Poe expects Rebecca to look displeased about this, to look grumpy that they’ve done a bunch of silly things for nothing, but when she catches sight of Rebecca’s face, it is not irritated or peeved, but panicked.
“Auden,” Rebecca says. “We have to shut it. I don’t care what we have to do, but I can’t stand the thought of it just here and open and waiting. If things can pass through it, if it knows Delphine...”
“It knows you too,” Auden answers, looking over at his friend. “Are you so little concerned with your own safety?”
Rebecca’s face and voice are completely earnest, completely serious. “She comes first for me. Always.”
Auden’s eyes flick over to Poe, but she doesn’t think his thoughts are mirroring Rebecca’s words, not entirely. Because while he’d do anything to keep her and St. Sebastian safe, she also knows he’d do anything to keep the others safe too. So that Delphine is in danger is enough for him.
It’s enough for Proserpina too, it’s only that . . . well, okay, she doesn’t know exactly why she has reservations about closing it. She shouldn’t have any reservations at all. In fact, she should hate the do
or for all it’s taken from her and her family. But she doesn’t. And she feels like she’s missing something obvious about it. Some answer that she read in a pamphlet or came across in a book, but she can’t remember exactly what it is.
Auden takes a few minutes to readjust his clothing, offering Poe pleasant glimpses of lean muscles and a firm ass, and then with his clothes righted, he takes the sledgehammer from the side of the altar and approaches the door.
Unease curls in Poe’s stomach as she watches him, and a stiff wind seems to pick up in the chapel, blowing past the roses and ruffling their hair. Poe can’t tell if the wind is some kind of admonition or encouragement, or if it’s merely mirroring the intensity in Auden’s face as he lifts the hammer and swings it at the side of the door.
There’s a crack of steel on stone, and Proserpina feels it in her teeth when it collides. The noises reverberate through the chapel and throughout the trees, and they all stand still as Auden drops the hammer to look at the place on the frame he struck.

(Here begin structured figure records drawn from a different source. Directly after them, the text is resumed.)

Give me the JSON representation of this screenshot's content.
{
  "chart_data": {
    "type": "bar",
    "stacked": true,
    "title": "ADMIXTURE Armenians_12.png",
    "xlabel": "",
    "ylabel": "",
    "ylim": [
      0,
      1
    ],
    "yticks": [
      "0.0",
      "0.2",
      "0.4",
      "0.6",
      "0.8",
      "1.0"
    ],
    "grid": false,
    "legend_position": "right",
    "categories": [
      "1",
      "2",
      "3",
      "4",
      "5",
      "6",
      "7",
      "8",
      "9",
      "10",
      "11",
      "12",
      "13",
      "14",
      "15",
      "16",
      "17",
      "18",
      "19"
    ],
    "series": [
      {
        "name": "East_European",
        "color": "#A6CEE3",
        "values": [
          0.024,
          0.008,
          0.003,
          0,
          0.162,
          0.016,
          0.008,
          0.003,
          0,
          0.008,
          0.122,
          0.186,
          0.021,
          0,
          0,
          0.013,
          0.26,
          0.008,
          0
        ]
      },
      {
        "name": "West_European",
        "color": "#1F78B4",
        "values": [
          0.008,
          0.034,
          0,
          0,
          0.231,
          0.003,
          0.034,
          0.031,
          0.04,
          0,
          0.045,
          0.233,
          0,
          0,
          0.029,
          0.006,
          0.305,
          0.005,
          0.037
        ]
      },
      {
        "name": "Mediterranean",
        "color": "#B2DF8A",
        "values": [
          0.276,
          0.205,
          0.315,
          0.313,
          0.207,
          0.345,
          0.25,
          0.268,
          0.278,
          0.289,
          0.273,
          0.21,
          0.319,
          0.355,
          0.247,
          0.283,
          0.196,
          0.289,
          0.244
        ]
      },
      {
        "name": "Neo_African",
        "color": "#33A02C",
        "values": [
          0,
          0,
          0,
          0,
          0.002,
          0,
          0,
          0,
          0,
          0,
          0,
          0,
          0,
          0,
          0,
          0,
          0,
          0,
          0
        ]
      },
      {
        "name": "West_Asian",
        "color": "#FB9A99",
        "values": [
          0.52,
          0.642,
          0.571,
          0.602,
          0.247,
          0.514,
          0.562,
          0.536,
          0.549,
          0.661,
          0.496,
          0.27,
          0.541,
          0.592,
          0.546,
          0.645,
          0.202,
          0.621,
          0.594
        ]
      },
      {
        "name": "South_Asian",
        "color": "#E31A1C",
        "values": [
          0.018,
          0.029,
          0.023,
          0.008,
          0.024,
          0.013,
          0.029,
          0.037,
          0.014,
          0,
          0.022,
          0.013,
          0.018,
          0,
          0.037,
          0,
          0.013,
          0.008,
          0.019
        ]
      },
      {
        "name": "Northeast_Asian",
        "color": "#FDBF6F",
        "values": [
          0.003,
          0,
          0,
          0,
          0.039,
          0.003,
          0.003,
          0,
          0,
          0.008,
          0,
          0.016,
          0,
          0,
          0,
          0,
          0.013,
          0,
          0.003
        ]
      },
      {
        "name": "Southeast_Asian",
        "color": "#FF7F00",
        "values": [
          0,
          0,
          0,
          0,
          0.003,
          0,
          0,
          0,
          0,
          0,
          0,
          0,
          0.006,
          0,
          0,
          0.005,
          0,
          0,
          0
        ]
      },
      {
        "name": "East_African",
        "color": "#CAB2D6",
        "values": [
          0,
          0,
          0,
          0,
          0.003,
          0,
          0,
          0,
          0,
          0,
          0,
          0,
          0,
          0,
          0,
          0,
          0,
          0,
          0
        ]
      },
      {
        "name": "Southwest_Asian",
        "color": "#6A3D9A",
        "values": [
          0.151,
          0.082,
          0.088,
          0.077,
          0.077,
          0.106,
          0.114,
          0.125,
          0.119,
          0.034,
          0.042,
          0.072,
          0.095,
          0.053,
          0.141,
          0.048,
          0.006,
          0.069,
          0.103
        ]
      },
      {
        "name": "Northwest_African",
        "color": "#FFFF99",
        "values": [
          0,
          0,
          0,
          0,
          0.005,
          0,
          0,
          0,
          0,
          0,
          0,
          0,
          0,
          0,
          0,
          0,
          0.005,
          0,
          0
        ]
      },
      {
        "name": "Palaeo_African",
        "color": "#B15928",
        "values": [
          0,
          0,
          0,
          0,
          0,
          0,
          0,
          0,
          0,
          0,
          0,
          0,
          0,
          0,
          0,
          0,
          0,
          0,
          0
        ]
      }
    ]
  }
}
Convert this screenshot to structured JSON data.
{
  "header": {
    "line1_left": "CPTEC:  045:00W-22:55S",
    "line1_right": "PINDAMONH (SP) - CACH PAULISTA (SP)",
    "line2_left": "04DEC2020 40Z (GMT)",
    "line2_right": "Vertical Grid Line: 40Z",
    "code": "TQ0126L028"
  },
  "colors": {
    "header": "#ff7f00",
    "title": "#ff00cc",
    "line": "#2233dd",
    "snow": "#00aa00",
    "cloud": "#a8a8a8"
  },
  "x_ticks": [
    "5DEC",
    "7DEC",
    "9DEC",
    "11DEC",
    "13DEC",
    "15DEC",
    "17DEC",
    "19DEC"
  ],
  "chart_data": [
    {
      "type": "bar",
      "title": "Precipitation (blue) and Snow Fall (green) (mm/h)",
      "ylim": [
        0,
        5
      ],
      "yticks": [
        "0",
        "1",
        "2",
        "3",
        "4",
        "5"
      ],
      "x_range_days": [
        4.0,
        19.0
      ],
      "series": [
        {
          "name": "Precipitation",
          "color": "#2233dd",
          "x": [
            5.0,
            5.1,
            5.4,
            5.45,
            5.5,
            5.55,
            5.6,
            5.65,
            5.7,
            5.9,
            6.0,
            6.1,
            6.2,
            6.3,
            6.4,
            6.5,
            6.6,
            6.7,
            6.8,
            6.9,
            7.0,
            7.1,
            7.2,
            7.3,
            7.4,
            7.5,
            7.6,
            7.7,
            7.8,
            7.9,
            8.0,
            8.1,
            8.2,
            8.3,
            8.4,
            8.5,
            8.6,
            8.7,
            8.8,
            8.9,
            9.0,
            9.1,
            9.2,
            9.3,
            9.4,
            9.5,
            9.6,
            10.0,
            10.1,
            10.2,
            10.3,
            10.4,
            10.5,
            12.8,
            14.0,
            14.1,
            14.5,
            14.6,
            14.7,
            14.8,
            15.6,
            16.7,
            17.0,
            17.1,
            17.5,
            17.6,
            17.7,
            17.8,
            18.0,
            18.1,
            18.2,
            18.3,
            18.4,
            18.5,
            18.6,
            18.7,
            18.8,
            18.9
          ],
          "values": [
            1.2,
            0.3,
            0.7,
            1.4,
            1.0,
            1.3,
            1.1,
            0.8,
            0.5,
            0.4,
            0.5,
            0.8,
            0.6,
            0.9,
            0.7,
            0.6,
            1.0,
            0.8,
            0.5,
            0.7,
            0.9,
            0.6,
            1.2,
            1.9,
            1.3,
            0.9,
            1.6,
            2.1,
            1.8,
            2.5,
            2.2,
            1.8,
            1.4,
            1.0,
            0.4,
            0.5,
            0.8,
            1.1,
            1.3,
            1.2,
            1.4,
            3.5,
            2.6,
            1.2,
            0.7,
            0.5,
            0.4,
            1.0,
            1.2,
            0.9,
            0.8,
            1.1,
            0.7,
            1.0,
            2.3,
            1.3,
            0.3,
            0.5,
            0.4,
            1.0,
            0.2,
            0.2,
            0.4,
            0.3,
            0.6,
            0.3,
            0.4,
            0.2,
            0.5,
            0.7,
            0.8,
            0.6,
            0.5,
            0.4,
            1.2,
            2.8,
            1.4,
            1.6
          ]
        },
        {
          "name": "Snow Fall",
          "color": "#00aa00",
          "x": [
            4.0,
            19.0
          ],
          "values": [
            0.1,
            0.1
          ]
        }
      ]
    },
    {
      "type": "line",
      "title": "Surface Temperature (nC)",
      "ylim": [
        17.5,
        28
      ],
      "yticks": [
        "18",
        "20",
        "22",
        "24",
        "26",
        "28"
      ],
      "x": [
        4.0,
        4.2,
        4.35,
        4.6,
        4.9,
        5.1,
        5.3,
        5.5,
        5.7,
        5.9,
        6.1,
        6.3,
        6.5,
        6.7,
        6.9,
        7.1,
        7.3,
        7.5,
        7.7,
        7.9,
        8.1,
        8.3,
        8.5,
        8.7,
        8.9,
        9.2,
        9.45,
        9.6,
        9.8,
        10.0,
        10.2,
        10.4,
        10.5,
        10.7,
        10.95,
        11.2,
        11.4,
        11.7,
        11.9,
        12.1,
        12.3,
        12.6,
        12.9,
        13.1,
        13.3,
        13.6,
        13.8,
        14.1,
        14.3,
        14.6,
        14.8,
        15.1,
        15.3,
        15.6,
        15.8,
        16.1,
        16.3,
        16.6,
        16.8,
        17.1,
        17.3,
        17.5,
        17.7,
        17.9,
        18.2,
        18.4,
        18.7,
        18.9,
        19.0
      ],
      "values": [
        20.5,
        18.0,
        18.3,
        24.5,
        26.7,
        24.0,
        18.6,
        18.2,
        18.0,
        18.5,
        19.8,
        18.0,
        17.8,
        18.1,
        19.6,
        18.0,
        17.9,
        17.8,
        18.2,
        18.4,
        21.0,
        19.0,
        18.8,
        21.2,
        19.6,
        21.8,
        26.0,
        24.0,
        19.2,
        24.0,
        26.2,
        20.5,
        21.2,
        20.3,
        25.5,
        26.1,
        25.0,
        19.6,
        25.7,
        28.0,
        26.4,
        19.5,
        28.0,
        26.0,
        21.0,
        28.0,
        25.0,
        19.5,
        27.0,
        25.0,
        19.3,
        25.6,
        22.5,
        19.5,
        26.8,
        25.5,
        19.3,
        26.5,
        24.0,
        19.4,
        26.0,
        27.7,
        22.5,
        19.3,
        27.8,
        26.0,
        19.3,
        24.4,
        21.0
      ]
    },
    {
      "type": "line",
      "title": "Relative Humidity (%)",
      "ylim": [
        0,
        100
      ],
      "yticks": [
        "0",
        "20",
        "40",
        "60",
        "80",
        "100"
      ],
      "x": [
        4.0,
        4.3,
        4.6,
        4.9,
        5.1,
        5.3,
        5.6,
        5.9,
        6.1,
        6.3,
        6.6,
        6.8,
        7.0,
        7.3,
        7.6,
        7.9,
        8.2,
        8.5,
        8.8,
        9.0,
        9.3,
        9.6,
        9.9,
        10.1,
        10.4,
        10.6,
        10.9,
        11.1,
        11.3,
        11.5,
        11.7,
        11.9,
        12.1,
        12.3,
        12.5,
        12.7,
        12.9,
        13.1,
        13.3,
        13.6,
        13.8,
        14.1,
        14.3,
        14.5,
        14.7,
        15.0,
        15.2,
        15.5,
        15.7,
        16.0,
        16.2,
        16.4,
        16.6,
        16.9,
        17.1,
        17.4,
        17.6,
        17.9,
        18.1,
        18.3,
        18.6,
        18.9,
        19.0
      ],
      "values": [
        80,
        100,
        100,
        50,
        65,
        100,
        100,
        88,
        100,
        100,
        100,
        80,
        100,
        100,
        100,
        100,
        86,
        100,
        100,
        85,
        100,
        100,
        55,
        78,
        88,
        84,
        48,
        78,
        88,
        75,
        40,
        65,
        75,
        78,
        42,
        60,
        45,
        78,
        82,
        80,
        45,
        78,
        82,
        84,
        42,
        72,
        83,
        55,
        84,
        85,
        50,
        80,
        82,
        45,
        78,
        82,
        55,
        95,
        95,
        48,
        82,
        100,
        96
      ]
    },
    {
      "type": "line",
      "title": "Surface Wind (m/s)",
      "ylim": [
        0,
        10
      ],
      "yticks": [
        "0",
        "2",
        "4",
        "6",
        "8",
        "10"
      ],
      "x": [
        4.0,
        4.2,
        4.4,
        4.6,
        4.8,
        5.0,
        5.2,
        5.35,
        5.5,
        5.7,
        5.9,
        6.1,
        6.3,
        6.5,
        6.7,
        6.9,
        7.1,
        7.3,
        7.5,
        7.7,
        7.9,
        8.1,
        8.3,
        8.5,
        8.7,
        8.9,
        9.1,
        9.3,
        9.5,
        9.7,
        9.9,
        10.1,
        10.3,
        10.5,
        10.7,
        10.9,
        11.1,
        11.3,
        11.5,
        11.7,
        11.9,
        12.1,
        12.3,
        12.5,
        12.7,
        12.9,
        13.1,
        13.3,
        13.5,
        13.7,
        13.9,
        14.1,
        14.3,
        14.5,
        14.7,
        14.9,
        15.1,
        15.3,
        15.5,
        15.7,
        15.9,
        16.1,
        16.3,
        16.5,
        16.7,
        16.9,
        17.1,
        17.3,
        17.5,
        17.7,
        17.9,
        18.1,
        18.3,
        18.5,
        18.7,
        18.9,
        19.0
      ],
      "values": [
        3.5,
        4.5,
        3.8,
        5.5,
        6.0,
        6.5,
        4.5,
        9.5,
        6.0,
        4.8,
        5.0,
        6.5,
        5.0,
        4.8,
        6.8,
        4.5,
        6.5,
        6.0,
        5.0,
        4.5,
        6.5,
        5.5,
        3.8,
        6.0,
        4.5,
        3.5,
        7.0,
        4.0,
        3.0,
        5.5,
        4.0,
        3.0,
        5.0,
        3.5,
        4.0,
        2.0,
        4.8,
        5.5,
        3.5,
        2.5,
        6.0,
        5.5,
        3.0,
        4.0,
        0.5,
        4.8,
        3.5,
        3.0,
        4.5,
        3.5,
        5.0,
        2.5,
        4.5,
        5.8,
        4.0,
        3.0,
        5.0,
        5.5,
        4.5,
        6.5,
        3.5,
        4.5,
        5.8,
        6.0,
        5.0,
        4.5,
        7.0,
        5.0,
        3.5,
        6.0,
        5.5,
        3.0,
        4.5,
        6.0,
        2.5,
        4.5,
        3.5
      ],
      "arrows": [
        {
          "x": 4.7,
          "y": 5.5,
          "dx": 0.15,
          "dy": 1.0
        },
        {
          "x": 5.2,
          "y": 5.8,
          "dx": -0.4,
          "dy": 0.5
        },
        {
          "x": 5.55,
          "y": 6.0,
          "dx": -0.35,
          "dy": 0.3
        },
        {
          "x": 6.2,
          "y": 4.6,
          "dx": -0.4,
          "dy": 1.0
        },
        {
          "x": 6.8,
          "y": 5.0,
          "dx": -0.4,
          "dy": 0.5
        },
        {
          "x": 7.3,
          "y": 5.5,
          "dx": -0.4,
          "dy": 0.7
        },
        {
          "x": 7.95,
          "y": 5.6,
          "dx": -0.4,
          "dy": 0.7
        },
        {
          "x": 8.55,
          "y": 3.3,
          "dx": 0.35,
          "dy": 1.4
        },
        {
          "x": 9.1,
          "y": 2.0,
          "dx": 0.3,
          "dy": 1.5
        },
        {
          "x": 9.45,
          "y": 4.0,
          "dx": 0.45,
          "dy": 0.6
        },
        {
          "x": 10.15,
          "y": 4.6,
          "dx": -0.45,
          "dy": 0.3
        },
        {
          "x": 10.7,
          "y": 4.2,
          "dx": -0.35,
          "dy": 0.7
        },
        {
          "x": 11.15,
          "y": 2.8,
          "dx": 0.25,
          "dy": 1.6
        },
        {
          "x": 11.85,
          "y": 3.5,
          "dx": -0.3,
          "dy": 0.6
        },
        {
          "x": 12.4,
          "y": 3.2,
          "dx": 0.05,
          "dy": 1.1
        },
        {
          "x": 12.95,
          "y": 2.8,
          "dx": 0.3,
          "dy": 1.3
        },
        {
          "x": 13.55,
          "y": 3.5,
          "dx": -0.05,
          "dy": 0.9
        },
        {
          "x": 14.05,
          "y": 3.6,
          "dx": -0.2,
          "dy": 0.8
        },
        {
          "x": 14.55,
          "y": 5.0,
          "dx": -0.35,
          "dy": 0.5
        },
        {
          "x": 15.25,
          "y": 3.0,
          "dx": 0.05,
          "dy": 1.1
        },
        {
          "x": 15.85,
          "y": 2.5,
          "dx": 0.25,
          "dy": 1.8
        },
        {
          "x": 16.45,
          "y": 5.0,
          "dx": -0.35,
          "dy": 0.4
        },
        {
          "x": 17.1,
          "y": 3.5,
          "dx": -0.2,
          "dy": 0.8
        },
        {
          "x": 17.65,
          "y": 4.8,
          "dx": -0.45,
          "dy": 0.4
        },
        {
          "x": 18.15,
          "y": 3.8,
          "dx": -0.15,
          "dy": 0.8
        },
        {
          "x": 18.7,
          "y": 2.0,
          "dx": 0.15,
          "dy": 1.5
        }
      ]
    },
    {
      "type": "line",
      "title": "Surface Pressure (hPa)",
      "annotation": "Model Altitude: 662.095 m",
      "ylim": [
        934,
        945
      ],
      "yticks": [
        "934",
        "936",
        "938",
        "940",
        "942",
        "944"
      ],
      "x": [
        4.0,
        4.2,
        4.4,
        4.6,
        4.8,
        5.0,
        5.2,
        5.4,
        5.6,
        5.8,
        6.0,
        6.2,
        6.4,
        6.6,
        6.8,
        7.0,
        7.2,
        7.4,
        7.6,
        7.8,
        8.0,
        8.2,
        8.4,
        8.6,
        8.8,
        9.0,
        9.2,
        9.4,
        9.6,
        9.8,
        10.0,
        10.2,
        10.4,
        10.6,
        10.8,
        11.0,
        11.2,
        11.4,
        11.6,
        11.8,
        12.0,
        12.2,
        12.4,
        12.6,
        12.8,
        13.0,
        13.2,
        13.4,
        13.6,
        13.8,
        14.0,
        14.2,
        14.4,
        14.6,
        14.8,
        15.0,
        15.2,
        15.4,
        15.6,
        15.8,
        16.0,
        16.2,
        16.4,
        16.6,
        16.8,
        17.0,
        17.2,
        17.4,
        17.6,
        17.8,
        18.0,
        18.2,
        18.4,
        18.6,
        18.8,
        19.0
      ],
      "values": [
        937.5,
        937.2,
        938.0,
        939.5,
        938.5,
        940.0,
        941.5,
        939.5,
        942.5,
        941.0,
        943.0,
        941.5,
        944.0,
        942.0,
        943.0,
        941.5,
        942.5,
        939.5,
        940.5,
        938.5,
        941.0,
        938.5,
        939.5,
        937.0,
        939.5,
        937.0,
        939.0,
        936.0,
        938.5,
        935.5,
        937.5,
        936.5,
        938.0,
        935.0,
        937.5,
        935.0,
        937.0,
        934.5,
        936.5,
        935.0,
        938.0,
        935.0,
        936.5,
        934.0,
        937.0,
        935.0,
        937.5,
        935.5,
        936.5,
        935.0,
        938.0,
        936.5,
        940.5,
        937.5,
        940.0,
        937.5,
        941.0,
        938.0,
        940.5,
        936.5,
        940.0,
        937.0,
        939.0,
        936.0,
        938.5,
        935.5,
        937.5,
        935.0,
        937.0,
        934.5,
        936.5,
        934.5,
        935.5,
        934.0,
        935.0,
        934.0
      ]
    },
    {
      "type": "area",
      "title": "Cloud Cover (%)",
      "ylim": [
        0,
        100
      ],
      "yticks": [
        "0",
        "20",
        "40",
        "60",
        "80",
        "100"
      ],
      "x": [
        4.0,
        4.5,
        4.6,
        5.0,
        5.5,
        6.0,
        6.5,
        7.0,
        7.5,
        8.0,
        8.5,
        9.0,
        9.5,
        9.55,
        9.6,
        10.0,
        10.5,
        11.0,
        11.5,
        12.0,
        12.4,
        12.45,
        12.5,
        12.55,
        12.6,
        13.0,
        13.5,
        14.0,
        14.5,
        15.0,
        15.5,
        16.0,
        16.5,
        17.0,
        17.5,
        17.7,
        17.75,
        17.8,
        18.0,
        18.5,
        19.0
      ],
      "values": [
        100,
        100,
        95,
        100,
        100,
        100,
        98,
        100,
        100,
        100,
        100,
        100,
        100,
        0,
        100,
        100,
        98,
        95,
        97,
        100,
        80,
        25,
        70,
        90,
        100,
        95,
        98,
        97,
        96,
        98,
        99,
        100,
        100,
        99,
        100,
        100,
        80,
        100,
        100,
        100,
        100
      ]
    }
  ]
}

There’s no change. Even though he swung with enough force to scar the face of the hammer, the stone is unchipped, undented, uncracked. Auden could have tied a red yarn bow around the stone for how much effect the strike had.
He looks back at Poe and Rebecca. Poe wants to say something, she wants to stop him, but she’s not even sure why she wants that, she’s not sure what reason she has, except that she thinks there’s an answer somewhere and it’s not this.
But what about Mom? she thinks. What about the laughing archaeologist who used to hunt for fireflies with her in the backyard? Who read her Greek myths and Bible stories and let her sleep in the big bed when she had bad dreams?